A hierarchical neural network for predicting protein functions

This paper introduces the use of a modified feedforward neural network to cope with the problem of predicting protein functions. Since this kind of classification task is inherently hierarchical, this work proposes the use of two different architectures for the modified feedforward neural network, both mimicking the hierarchical nature of the classes (protein functions) to be predicted. The first approach consists of four feed-forward neural networks in cascade, each one taking as input the classification obtained by the previous network, which means, the input to a network is the classes that could be assigned to the protein at the immediately higher (parent) level in the class hierarchy. The second approach is an extension of the first one, which also adds as input to each sub-network the attributes of the protein being classified. In both situations, it was used two kinds of feed-forward architectures: an Adaline network, which is composed of a single layer of adjustable weights, and a MLP ("Multi-Layer Perceptron"), composed by two layers of adjustable weights.

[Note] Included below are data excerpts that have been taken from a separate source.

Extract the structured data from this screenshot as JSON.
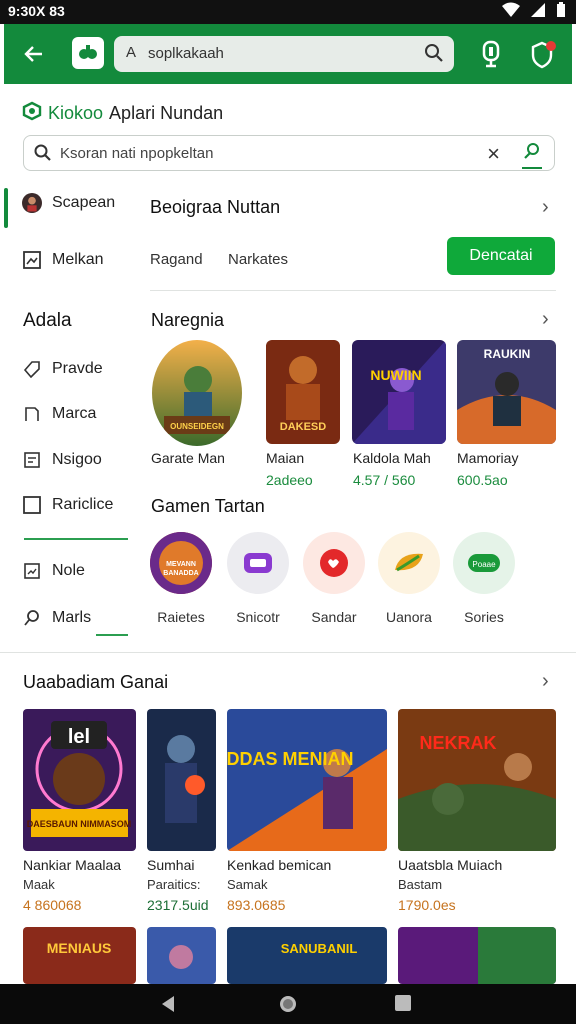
{
  "status": {
    "time": "9:30X 83"
  },
  "appbar": {
    "search_prefix": "A",
    "search_query": "soplkakaah"
  },
  "header": {
    "brand": "Kiokoo",
    "title": "Aplari Nundan"
  },
  "search": {
    "placeholder": "Ksoran nati npopkeltan"
  },
  "rail": {
    "top_items": [
      {
        "label": "Scapean"
      },
      {
        "label": "Melkan"
      }
    ],
    "section_title": "Adala",
    "items": [
      {
        "label": "Pravde"
      },
      {
        "label": "Marca"
      },
      {
        "label": "Nsigoo"
      },
      {
        "label": "Rariclice"
      },
      {
        "label": "Nole"
      },
      {
        "label": "Marls"
      }
    ]
  },
  "featured": {
    "title": "Beoigraa Nuttan",
    "chips": [
      "Ragand",
      "Narkates"
    ],
    "button": "Dencatai"
  },
  "section1": {
    "title": "Naregnia",
    "games": [
      {
        "name": "Garate Man",
        "price": ""
      },
      {
        "name": "Maian",
        "price": "2adeeo"
      },
      {
        "name": "Kaldola Mah",
        "price": "4.57 / 560"
      },
      {
        "name": "Mamoriay",
        "price": "600.5ao"
      }
    ],
    "art_text": [
      "OUNSEIDEGN",
      "DAKESD",
      "NUWIIN",
      "RAUKIN"
    ]
  },
  "section2": {
    "title": "Gamen Tartan",
    "circles": [
      {
        "label": "Raietes",
        "icon": "game-badge-icon"
      },
      {
        "label": "Snicotr",
        "icon": "controller-icon"
      },
      {
        "label": "Sandar",
        "icon": "chat-heart-icon"
      },
      {
        "label": "Uanora",
        "icon": "leaf-icon"
      },
      {
        "label": "Sories",
        "icon": "play-badge-icon"
      }
    ],
    "circle_badge": {
      "line1": "MEVANN",
      "line2": "BANADDA"
    },
    "badge_text": "Poaae"
  },
  "section3": {
    "title": "Uaabadiam Ganai",
    "games": [
      {
        "name": "Nankiar Maalaa",
        "sub": "Maak",
        "price": "4 860068"
      },
      {
        "name": "Sumhai",
        "sub": "Paraitics:",
        "price": "2317.5uid"
      },
      {
        "name": "Kenkad bemican",
        "sub": "Samak",
        "price": "893.0685"
      },
      {
        "name": "Uaatsbla Muiach",
        "sub": "Bastam",
        "price": "1790.0es"
      }
    ],
    "art_text": [
      "lel",
      "DAESBAUN NIMMASOM",
      "DADDAS MENIAN",
      "NEKRAK"
    ],
    "more_art_text": [
      "MENIAUS",
      "SANUBANIL"
    ]
  },
  "colors": {
    "primary": "#138a3c",
    "button": "#0fa93a",
    "price_green": "#1b8c3e",
    "price_orange": "#c6731e"
  }
}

Both approaches were compared with a baseline consisting of a single MLP that maps the input attributes to the classes of the lowest level in the hierarchy. The MLP was built with the input layer, plus one hidden layer and one output layer. The three approaches were compared on eight datasets, the first four involving the prediction of GPCR (G-Protein Coupled Receptor) functions and the second four datasets involving the prediction of enzymes functions. The results show that a big-bang hierarchical neural network, based on the MLP paradigm, using a top-down evaluation for new instances has better behavior in hierarchical problems, when compared to its flat version.